= Sawanih-i-Deccan =

18th Century Hyderabadi Persian Manuscript

Sawānih-i-Deccan (News of Deccan) was a work compiled by Munim Khan al-Hamdani al-Aurangabadi in 1197 A.H. (1782 A.D.). It is an unpublished manuscript in Persian and gives statistics of revenue accounts of the six subas of the Deccan with a historical account of the Asaf Jahis or Nizams of Hyderabad. Munim Khan was a military commander during the regime of Asaf Jah II. This work gave more insight about the regime of Asaf Jahis between 1724 A.D. and 1783 A.D. It also describes the administrative divisions and revenue of the Mughal Deccan during the last years of Aurangzeb's regime. A detailed list of Sarkars, Mahals (Parganas) and Villages along with their revenue was mentioned.

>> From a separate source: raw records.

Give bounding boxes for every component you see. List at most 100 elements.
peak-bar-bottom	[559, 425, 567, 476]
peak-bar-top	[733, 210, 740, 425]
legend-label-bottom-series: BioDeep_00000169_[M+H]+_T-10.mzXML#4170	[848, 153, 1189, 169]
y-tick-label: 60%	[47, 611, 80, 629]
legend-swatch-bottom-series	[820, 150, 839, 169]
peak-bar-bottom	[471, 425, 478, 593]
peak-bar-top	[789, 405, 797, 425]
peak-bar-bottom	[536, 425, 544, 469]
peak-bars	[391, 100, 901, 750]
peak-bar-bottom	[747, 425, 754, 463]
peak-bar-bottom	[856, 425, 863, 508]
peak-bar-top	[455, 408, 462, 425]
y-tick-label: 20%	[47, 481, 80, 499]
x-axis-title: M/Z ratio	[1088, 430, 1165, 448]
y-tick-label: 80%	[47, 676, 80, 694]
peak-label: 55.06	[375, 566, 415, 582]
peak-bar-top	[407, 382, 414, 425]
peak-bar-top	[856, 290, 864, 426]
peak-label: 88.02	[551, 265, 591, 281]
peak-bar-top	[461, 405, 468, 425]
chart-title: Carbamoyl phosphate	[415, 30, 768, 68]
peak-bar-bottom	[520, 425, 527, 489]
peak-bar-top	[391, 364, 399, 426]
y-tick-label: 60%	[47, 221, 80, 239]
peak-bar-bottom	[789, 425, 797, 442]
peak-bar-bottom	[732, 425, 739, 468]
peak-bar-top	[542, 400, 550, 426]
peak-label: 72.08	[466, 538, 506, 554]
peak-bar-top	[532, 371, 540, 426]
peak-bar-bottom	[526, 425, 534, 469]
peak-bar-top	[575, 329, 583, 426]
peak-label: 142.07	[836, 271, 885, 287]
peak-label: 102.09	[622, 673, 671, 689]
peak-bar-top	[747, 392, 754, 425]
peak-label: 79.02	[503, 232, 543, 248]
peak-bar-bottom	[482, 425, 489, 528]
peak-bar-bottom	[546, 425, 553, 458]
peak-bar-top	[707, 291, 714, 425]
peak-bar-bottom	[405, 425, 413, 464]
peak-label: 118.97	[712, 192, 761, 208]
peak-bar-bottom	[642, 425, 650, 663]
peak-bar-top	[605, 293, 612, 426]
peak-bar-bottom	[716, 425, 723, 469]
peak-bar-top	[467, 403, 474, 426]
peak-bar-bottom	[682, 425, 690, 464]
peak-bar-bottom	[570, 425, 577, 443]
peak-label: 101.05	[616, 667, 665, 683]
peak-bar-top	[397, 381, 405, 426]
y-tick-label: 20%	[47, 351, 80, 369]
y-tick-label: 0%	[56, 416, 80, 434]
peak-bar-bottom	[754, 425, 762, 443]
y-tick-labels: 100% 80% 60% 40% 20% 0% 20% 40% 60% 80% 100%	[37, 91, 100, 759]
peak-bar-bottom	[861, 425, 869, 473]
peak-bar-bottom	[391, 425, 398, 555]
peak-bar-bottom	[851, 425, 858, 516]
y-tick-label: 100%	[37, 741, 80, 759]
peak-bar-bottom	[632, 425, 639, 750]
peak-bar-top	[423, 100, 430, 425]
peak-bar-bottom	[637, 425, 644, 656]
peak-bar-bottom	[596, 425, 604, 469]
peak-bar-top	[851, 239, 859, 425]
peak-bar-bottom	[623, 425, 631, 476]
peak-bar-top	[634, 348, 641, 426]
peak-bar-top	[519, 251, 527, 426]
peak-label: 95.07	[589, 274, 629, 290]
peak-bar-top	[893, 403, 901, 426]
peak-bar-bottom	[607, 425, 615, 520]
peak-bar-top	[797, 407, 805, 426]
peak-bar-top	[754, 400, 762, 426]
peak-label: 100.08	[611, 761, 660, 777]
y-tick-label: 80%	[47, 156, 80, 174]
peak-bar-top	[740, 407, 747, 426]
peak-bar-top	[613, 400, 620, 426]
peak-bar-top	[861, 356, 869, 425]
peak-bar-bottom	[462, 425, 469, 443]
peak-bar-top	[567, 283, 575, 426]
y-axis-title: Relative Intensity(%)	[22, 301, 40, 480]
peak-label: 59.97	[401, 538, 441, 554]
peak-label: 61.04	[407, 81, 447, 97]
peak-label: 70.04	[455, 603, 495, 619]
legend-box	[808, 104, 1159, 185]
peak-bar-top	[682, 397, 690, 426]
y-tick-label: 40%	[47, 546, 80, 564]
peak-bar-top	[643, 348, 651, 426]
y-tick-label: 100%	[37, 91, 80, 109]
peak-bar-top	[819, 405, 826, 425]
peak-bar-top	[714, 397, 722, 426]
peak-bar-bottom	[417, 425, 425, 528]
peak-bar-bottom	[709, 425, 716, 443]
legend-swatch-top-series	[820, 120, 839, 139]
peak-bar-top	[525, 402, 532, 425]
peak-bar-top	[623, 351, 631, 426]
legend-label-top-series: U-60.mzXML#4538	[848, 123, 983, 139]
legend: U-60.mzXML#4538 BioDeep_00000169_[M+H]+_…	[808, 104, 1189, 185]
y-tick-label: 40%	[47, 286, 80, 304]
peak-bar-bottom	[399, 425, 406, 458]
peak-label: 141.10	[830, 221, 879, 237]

The two manuscript copies of this work are preserved in Hyderabad. First one is in Andhra Pradesh State Archives under manuscript number 22 and second one is in Oriental Manuscript Library and Research, Institute.

Other resources to know about the administration divisions during the Mughal rule and early Nizam rule were Dastūr-al-amal-e-shāhanshāhi (1781) by Munshī Thākur Lāl, and Deh-be-dehi (c.1705) by Md. Shafīq.